Strategies for Aging Well

Patrick Cote |

By: Rebecca Wild-Wesley, RN, MA, CMC

There is no time like the present to develop your strategy for Aging Well. Being intentional about planning for where and how you want to spend your later years will reward you with confidence about your future. As a certified Aging Life Care professional at Aging Well Providence, I consult with couples and singles who wish to age well, and who are planning for their future years. Our expertise is based on years of experience, our advanced education and professional skills. We provide resources, recommendations, coaching, education, and counsel for aging well. Some call us navigators, helping you find the peace of mind that you will enjoy once your plan is in process.

Aging in Place is the popular phrase coined to encompass the wish to live in the family home until one passes away. However, many homes are too large, or were not built to support aging and disability. Deciding to renovate for accessibility, knowing when the right time is to move and where to live requires a thoughtful approach as to timing, budget, readiness to implement changes, and lifestyle. It is a decision best made well in advance. To live alone, to live with others of the same age, to live with friends, or to live with your family; all these decisions require education as to options and costs.

Managing your health and keeping mobile are key to postponing the need in the future for long-term care. People who are aging well manage their chronic conditions, they keep their brain engaged, attend to mental health, and enjoy daily focused physical movement. Future shortages of a skilled workforce in elder care are an encouragement to avoid needing care. Other realities to consider may include family who may or may not be available or supportive or budget restraints.

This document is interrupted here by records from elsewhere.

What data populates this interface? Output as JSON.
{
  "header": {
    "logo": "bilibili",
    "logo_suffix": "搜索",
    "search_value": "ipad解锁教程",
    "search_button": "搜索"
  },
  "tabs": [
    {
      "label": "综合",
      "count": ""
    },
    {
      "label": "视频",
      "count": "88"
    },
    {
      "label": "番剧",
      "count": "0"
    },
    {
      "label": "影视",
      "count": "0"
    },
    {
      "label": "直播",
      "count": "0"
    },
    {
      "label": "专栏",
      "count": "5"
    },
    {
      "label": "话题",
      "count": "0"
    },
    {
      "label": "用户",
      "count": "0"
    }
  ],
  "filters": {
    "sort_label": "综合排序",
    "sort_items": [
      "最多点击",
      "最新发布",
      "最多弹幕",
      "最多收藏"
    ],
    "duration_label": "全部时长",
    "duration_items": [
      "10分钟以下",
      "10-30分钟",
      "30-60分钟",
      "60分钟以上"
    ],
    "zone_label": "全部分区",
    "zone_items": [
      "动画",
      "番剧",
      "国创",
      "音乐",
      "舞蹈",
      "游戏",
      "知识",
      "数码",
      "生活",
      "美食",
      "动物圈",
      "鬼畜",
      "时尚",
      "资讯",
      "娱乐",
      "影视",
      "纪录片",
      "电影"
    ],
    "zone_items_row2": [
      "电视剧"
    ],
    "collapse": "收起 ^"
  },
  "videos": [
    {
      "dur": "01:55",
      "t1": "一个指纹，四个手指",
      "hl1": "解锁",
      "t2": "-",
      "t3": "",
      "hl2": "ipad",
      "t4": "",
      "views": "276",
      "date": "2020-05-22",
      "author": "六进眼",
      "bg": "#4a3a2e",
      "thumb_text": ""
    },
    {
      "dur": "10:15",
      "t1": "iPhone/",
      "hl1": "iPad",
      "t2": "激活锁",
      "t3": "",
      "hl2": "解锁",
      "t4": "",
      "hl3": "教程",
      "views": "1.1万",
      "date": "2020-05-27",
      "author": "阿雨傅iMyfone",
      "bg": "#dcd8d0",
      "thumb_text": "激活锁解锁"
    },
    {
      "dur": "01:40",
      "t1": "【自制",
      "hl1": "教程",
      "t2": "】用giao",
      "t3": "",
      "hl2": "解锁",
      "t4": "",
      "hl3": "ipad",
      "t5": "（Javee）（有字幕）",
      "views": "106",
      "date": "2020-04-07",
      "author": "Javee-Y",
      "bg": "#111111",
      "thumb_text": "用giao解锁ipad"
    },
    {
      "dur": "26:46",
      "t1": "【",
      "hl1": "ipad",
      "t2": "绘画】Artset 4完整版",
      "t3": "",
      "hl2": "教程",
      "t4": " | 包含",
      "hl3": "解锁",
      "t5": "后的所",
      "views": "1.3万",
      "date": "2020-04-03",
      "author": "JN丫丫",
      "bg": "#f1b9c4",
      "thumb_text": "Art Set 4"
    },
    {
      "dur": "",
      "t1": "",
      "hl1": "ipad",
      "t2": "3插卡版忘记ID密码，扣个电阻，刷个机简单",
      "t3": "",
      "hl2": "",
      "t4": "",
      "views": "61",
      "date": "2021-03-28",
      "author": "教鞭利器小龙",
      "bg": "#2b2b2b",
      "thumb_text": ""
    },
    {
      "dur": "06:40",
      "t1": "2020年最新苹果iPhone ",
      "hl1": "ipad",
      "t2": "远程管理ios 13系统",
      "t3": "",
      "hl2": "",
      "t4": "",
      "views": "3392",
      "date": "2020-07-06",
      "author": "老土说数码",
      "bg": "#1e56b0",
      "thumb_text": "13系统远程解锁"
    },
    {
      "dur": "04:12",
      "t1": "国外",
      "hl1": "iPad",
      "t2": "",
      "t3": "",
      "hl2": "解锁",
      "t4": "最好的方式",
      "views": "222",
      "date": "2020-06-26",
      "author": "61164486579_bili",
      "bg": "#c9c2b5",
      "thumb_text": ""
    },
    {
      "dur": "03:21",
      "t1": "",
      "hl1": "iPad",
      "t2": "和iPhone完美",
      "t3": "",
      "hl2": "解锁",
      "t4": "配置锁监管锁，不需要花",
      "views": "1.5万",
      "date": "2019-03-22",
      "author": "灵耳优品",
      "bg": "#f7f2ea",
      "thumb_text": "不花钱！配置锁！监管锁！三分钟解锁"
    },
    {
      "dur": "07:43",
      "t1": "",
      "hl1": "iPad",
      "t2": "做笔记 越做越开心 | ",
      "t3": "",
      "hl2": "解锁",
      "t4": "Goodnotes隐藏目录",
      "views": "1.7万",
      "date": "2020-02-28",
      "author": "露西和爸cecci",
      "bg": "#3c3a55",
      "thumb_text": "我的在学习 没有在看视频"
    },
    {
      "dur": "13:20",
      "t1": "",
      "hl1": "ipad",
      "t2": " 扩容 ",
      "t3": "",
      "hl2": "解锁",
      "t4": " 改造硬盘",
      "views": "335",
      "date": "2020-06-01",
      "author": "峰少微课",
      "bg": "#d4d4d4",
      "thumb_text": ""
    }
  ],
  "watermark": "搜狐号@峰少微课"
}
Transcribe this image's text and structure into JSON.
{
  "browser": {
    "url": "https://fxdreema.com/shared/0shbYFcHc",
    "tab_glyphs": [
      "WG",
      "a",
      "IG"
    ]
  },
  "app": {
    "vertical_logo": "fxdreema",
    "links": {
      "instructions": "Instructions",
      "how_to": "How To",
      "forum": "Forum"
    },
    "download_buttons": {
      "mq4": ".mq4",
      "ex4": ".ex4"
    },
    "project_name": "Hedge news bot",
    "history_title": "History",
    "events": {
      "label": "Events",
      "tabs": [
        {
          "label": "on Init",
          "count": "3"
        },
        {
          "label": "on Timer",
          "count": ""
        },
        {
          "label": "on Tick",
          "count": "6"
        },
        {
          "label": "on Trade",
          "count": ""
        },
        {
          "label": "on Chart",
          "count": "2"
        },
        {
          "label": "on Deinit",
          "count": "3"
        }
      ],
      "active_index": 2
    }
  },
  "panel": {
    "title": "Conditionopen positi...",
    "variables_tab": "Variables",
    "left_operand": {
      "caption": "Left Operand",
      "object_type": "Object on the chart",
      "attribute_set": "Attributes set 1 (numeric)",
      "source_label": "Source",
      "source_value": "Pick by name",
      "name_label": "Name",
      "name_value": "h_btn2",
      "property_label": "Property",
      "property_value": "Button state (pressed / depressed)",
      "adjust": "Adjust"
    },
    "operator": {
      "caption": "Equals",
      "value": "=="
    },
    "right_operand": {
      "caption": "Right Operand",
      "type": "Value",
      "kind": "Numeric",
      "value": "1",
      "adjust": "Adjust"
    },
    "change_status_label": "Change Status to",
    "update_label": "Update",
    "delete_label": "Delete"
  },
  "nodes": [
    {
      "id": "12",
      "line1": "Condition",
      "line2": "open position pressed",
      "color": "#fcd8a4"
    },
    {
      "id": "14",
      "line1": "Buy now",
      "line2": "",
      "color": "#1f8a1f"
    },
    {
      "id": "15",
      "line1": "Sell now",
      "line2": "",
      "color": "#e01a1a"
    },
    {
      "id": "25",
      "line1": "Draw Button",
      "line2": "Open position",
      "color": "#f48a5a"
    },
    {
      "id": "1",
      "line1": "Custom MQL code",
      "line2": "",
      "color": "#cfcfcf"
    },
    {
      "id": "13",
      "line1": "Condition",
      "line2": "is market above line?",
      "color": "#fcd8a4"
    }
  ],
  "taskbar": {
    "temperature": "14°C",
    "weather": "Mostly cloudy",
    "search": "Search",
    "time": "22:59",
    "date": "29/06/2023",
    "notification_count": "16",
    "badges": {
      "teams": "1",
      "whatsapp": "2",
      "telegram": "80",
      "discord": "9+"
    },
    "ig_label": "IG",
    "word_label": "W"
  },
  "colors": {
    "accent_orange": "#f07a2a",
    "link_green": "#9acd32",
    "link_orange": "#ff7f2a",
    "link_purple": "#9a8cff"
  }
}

Your team will include your health care provider; your trust or elder law attorney for the necessary documents such as health care proxy, HIPAA, power of attorney and planning for long term care; your financial advisor who will advise on funding your lifestyle and long-term care; your aging life care professional; and your family and friends. The person who agrees to be your health care proxy and decision-maker will need to understand your goals and wishes and how to handle emergency decisions-making and finances. An aging life care professional is key on this team and will improve communication, facilitate difficult conversations, and provide resources for your plan. Having a team will bring you confidence and peace of mind.

Like all big transitions in life, having a strategy for aging well will give you confidence that you are reasonably ready for what life brings. Managing your health, and keeping your brain engaged; planning for where to live; and working with your team are key. Start early with this process, set reasonable goals and understand that your journey will be unique.